In the event any product, part or service sold by Zimmer Controls hereunder is the subject of a resale by the Purchaser, Purchaser agrees to bind its customer or customers to provisions limiting liability of Purchaser and its suppliers and sub-contractors which are substantially the  same as the corresponding provisions of this agreement and Purchaser shall indemnify and save harmless Zimmer Controls its directors, officers and employees, including their respective heirs and assigns from any claims, loss or damage arising directly or indirectly from the Purchaser’s failure to do so.

Zimmer Controls shall not be liable to Purchaser for any damage caused by Zimmer Controls to Purchaser’s property to the extent that such damaged property is insured by the Purchaser.


No goods may be returned to Zimmer Controls without Zimmer Controls’ prior written permission.  Zimmer Controls reserves the right to decline all returns or to accept them subject to a handling/restocking charge.  Even after Zimmer Controls has authorized the return of goods for credit, Zimmer Controls reserves the right to adjust the amount of any credit given to Purchaser on return of the goods based on the conditions of the goods on arrival in Zimmer Controls’ warehouse.  Credit for returned goods will be issued to Purchaser only where such goods are returned by Purchaser and not by any subsequent owner of the goods.  Goods will be considered for return only if they are in their original condition and packaging


Unless otherwise stated, invoices on “open account” shipment are payable within thirty (30) days of invoice date.  Unless specifically provided, no cash discount shall be available to Purchaser.  When a cash discount is offered, the discount price is computed from the date of invoice. Zimmer Controls does not offer any cash discounts under normal circumstances, conditions or use on C.O.D. shipments.  Should payment not be made to Zimmer Controls when due, Zimmer Controls reserves the right, until the price has been fully paid in cash, to charge the Purchaser with interest on such overdue payments at the rate of 2% per month.  The charging of such interest shall not be construed as obligating Zimmer Controls to grant any extension of time in the terms of payment.  Purchaser agrees to indemnify and hold harmless Zimmer Controls for all costs incurred by it for collection of unpaid accounts including all court fees, registration costs and legal fees on a solicitor client basis and all such fees and expenses shall bear interest at the rate of  2% per month and shall be a further debt of the Purchaser to Zimmer Controls.

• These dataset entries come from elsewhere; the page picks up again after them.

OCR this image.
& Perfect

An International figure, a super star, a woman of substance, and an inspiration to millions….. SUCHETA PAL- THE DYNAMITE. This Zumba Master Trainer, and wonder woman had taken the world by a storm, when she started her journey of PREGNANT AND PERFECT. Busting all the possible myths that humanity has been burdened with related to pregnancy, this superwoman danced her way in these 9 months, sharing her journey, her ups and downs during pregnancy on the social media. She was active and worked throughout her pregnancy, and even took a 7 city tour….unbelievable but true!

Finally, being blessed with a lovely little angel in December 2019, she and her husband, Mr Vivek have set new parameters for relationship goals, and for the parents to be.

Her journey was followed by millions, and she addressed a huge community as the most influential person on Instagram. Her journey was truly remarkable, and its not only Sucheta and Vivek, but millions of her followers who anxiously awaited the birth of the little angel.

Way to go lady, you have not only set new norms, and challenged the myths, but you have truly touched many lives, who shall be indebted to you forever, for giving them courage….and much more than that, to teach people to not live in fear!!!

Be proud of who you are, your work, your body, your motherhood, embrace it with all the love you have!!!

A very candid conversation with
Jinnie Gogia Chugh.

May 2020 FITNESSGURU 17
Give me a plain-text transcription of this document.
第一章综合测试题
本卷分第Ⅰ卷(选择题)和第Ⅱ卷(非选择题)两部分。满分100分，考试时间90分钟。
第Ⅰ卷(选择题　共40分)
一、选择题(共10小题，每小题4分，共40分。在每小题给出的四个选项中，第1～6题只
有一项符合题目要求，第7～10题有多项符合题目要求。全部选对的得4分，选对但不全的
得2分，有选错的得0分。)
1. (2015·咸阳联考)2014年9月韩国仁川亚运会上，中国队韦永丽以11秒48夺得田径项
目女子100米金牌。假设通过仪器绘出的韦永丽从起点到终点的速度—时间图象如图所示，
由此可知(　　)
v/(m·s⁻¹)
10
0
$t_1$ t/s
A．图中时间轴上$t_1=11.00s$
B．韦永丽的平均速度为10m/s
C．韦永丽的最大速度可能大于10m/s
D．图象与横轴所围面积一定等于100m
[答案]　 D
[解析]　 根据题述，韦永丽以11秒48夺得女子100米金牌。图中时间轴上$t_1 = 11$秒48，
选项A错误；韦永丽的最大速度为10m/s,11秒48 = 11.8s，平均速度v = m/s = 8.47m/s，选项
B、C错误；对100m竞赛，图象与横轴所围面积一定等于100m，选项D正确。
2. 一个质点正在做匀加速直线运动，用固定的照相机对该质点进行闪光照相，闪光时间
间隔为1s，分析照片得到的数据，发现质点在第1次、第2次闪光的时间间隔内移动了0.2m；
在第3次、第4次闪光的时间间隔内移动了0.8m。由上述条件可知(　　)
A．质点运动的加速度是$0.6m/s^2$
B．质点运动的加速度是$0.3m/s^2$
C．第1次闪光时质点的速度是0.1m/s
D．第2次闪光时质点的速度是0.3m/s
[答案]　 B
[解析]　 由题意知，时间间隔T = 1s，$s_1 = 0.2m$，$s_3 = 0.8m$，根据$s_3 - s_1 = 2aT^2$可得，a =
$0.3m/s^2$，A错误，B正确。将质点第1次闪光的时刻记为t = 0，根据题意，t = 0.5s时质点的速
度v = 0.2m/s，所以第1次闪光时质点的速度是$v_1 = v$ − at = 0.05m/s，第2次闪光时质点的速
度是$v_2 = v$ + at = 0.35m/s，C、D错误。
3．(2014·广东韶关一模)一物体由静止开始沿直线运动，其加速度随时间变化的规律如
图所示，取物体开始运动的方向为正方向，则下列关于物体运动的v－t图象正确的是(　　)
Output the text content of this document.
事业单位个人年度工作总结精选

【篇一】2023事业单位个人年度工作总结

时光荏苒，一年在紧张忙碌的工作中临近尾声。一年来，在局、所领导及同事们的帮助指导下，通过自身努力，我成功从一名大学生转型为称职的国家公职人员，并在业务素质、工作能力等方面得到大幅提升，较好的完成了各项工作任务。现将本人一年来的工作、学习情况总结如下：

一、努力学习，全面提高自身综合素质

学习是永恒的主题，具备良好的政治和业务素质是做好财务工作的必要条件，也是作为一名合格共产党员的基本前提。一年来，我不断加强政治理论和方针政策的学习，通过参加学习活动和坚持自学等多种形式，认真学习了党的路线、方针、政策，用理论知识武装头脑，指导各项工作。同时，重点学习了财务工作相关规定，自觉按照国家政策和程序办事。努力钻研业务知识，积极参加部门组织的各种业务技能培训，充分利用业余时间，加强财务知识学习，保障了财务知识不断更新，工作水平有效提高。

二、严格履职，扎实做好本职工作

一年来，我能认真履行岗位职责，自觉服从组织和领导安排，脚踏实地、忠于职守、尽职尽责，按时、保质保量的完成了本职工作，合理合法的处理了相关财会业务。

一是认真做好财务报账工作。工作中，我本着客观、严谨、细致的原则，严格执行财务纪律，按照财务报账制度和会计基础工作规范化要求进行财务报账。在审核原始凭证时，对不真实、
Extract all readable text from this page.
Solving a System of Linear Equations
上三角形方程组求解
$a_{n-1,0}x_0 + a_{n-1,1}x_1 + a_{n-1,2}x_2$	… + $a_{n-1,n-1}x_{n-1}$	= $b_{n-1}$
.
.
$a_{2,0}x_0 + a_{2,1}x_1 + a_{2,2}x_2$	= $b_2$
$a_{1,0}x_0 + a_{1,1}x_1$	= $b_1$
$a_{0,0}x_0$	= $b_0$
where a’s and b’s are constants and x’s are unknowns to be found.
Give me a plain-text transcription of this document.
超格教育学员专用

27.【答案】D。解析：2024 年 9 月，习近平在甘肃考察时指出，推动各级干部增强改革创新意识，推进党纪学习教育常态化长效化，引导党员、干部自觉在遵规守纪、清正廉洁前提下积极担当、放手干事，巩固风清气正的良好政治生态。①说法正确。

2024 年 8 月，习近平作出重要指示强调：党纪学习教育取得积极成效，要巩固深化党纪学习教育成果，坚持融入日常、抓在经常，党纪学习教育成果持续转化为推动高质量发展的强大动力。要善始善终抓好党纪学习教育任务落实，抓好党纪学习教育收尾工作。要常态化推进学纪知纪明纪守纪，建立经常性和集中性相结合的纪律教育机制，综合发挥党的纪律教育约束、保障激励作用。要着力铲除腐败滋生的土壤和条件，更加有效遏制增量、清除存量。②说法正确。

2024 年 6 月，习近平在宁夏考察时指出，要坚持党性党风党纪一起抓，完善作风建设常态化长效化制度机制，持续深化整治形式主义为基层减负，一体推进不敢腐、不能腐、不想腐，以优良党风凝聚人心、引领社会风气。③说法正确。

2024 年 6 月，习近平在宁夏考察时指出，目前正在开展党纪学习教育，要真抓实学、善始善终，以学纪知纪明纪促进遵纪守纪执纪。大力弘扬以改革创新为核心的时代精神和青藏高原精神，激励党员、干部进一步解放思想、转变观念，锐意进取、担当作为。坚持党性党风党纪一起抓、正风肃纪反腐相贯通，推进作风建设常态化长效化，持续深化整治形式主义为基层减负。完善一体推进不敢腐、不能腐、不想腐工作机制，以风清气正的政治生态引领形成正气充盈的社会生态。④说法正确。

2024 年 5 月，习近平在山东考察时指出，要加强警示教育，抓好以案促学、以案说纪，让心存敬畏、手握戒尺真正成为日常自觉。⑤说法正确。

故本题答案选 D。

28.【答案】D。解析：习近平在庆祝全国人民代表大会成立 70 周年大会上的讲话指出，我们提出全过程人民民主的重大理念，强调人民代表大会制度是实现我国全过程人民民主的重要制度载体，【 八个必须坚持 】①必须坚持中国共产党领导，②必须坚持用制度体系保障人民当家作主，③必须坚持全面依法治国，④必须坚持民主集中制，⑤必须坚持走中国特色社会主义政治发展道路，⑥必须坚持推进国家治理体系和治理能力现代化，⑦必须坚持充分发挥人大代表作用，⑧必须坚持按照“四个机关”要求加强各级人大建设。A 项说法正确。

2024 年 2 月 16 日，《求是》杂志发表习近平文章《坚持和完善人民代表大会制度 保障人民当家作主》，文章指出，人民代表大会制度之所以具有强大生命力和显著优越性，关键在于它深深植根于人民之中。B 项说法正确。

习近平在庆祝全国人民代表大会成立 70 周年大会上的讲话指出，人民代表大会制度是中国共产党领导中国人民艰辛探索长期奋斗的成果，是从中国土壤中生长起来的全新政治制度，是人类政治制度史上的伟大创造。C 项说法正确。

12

Orders accepted by Zimmer Controls are not subject to changes or cancellation by Purchaser, except with Zimmer Controls’ written consent.  In such cases where Zimmer Controls authorizes changes or cancellation, Zimmer Controls reserves the right to charge Purchaser with reasonable costs based upon expenses already incurred and commitments made by Zimmer Controls, including, without limitation, any labor done, material purchased and also including Zimmer Controls’ usual overhead and reasonable profit and similar cancellation charges from Zimmer Controls’ suppliers.


An acceptance and official confirmation of Purchaser’s order by Zimmer Controls shall constitute the complete agreement, subject to the terms and conditions of sale herein set forth and shall supersede all previous quotations, orders or agreements.  Any waiver, indulgence or extension granted by Zimmer Controls or any failure by Zimmer Controls to insist upon its strict legal rights shall not operate as a waiver, indulgence or extension unless agreed to in writing in advance by Zimmer Controls.  The laws of the Province of Ontario and laws of Canada applicable therein shall govern the validity, interpretation and enforcement of these terms and conditions of sale and of any contract of which these terms and conditions are a part.  The parties hereto attorn to the jurisdiction of the courts of the Province of Ontario.